Krankheiten in Afrika

Wer eine Afrika-Reise anstrebt, sollte sich vorher auch über die Krankheiten dort erkundigen und unbedingt entsprechende Vorkehrungen vor der Einreise treffen. Als allererstes ist die Malaria zu erwähnen. Diese Krankheit ist vor allem deshalb so gefährlich, weil die Symptome schwierig zu erkennen sind. Die Krankheit wird oft erst viel zu spät erkannt und hat auch deshalb so viele Opfer, weil zu spät oder falsch behandelt wurde.

Krankheiten in Afrika

Malaria wird durch den Stich einer mit Plasmodien befallenen weiblichen Anophelesmücke übertragen, eine Übertragung von Mensch zu Mensch ist theoretisch unwahrscheinlich, kann jedoch auch vorkommen durch eine Infektion bei einer Bluttransfusion oder auch durch eine infizierte Mutter auf ihr ungeborenes Kind. Malaria äußert sich sowohl mit den Anzeichen einer normalen Erkältung als auch mit den Merkmalen einer Darmgrippe, meist mit Erbrechen und Kopfschmerzen beginnend. Man fühlt sich allgemein unwohl und wechselweise treten Fieber- und Frierschübe auf.

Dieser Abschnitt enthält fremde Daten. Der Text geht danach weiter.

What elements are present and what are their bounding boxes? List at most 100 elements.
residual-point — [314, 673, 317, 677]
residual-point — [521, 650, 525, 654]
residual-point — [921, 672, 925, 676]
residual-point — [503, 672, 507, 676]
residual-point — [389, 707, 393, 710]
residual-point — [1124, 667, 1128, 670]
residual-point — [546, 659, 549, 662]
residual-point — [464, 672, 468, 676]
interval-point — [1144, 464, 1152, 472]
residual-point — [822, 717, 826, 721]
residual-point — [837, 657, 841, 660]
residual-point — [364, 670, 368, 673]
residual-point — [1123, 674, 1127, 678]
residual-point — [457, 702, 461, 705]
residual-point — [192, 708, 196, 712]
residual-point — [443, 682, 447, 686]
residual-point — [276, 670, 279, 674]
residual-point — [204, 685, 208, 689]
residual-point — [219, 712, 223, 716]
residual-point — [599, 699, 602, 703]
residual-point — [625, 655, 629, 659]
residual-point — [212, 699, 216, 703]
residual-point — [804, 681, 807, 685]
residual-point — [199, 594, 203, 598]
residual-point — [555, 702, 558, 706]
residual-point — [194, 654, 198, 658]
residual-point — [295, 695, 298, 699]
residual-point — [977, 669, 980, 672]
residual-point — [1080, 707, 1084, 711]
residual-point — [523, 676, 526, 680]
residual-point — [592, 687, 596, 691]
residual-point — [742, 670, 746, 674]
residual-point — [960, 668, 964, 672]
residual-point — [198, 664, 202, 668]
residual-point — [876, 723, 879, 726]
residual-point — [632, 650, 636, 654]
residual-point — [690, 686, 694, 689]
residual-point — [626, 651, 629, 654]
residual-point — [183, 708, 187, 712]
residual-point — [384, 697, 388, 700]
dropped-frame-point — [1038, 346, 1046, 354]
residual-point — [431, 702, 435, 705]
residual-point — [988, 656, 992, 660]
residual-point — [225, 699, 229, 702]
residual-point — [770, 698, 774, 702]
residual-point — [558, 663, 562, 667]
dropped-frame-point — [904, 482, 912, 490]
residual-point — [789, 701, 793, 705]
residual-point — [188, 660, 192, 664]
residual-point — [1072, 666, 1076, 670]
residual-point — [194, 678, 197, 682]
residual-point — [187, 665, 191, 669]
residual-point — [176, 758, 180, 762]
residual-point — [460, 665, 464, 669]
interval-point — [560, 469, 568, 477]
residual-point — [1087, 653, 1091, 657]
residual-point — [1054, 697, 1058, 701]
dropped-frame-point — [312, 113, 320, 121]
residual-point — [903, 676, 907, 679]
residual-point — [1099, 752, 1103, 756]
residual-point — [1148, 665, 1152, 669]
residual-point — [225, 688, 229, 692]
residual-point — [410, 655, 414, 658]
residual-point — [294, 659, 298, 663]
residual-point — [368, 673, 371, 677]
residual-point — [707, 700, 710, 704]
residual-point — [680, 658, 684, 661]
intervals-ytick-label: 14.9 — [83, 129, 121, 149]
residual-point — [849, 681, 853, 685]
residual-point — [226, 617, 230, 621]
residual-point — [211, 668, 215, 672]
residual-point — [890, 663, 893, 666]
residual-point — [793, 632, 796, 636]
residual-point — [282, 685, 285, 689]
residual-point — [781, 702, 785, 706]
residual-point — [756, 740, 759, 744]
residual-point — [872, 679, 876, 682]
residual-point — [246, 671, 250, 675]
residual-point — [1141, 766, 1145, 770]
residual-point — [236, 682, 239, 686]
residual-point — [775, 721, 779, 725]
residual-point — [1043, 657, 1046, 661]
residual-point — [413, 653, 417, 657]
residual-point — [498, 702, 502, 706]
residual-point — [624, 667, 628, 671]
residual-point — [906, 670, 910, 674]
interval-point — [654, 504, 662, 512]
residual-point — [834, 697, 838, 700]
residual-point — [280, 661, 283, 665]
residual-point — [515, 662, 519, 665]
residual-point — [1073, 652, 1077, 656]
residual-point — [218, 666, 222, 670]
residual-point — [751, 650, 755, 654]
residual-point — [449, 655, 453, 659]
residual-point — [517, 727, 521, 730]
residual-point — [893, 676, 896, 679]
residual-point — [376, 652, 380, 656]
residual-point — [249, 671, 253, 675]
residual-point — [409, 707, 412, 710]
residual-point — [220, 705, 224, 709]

Mit der richtigen Behandlung kann Malarie binnen einer Woche bekämpft sein, doch in Ländern wie Afrika erschweren die Hygienebedingungen, das Fachwissen und die Armut der Menschen die rechtzeitige Diagnose und das rettende Behandeln der Malariakrankheit. Außerdem sollte man sich noch unbedingt gegen Gelbfieber, Tollwut, Typhus, Cholera und Polio impfen lassen und auch seine Tetanusimmuni-sierung auffrischen lassen. Hierzu bedarf es der frühzeitigen Rücksprache mit dem Hausarzt, der ein Impfprogramm aufstellt, so dass man für die Reise nach Afrika gut geschützt ist. Die Krankheiten in Afrika sollten also stets bedacht werden, jedoch sollten sie kein Hindernis sein, um nach Afrika zu reisen.

Vor Ort kann man einen Malariatest machen. Dieser wird recht günstig vielerorts angeboten, dauert ca. 15 Minuten und verschafft Gewissheit, speziell beim den oben geschilderten Symptomen und allgemeinem Unwohlsein sollte man der Sache nachgehen.

Durchfallerkrankungen

Des Weiteren gehören Durchfallerkrankungen zu den typischen Urlaubskrankheiten in Afrika. Überhaupt ist dies typisch für Tropengebiete, denn hier herrscht eine andere Essensart verbunden mit der klimabedingten schnelleren Verderblichkeit von Lebensmitteln. Hinzu kommen die oft schlechten Hygienebedingungen, die den eigenen Magen überstrapazieren können. Auf frisch zubereitete Mahlzeiten sollte daher geachtet werden und Medikamente gegen Durchfall sollten eh in der Reiseapotheke nicht fehlen. Sollte man sie dennoch vergessen haben, erhält man sie auch vor Ort an den entsprechenden Stellen.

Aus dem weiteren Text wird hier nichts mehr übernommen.